En mi época de adolescente había tres procesiones emblemáticas. La del Entierro, a la que solamente iban los hombres; la del Silencio, que paradójicamente era exclusivamente para mujeres; y la del Nazareno. Ni que decir tiene que no había cine, ni bailes y los bares echaban cortinas sobre las ventanas y apagaban las luces durante los desfiles procesionales. Pero llegaba el domingo de Resurrección y todo cambiaba.

Comenzaba con la procesión del Resucitado. Salían el Cristo y la Virgen de distintos lugares y caminaban hacia la plaza, lugar en el que se producía el encuentro entre aplausos y con el fondo del himno nacional.

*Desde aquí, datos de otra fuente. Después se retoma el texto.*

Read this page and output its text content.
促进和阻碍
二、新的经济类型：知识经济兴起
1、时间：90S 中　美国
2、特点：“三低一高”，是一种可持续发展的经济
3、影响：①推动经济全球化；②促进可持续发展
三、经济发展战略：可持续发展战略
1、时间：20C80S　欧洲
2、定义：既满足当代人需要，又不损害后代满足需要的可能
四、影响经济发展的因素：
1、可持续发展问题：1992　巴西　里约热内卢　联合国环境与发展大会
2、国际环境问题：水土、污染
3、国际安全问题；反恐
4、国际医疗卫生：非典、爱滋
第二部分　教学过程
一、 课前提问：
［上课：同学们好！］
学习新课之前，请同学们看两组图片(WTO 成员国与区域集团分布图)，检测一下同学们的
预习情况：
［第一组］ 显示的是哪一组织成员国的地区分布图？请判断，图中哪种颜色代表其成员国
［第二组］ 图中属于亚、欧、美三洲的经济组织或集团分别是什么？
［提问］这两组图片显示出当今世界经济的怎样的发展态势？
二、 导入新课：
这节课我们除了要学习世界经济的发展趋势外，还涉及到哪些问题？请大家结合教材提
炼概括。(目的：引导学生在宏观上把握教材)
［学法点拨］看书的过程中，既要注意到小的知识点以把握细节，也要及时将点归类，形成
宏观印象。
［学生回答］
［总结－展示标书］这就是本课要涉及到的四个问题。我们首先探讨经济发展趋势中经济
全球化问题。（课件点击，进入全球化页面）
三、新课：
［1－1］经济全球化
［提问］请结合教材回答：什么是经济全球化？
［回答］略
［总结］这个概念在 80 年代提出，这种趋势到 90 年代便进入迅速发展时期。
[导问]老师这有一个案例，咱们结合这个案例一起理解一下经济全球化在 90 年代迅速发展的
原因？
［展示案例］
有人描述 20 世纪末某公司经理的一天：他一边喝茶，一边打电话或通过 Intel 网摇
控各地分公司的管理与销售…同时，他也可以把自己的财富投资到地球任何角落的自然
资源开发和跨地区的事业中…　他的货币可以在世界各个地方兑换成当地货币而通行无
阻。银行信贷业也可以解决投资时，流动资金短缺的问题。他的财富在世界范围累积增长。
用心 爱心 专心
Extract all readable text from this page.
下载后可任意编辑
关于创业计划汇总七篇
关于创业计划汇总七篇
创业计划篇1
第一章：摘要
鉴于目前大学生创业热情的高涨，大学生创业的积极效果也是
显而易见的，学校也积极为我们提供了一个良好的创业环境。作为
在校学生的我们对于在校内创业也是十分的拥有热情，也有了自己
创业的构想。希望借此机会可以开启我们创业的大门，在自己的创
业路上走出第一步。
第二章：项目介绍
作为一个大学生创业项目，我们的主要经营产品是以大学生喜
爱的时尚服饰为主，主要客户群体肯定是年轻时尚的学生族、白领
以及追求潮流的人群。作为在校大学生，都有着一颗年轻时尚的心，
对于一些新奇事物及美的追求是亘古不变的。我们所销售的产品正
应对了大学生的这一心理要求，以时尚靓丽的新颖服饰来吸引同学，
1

Apenas tenía más espectadores que los mozalbetes y los niños con sus mamás. Desde el púlpito que había en la Torre de Bujaco lanzaba una perorata d. Elías, a la sazón párroco de Santa María. Al concluir daba cuenta del resultado de la rifa de un cordero que organizaba su parroquia. Como no pronunciaba bien la erre provocaba el jolgorio juvenil. Más de un año dijo: "La divina Pgovidencia ha queguido que este año el boguego le haya tocado a la pagoquia". De inmediato se oía un clamor: "Ha hecho tgampa. Tgamposo".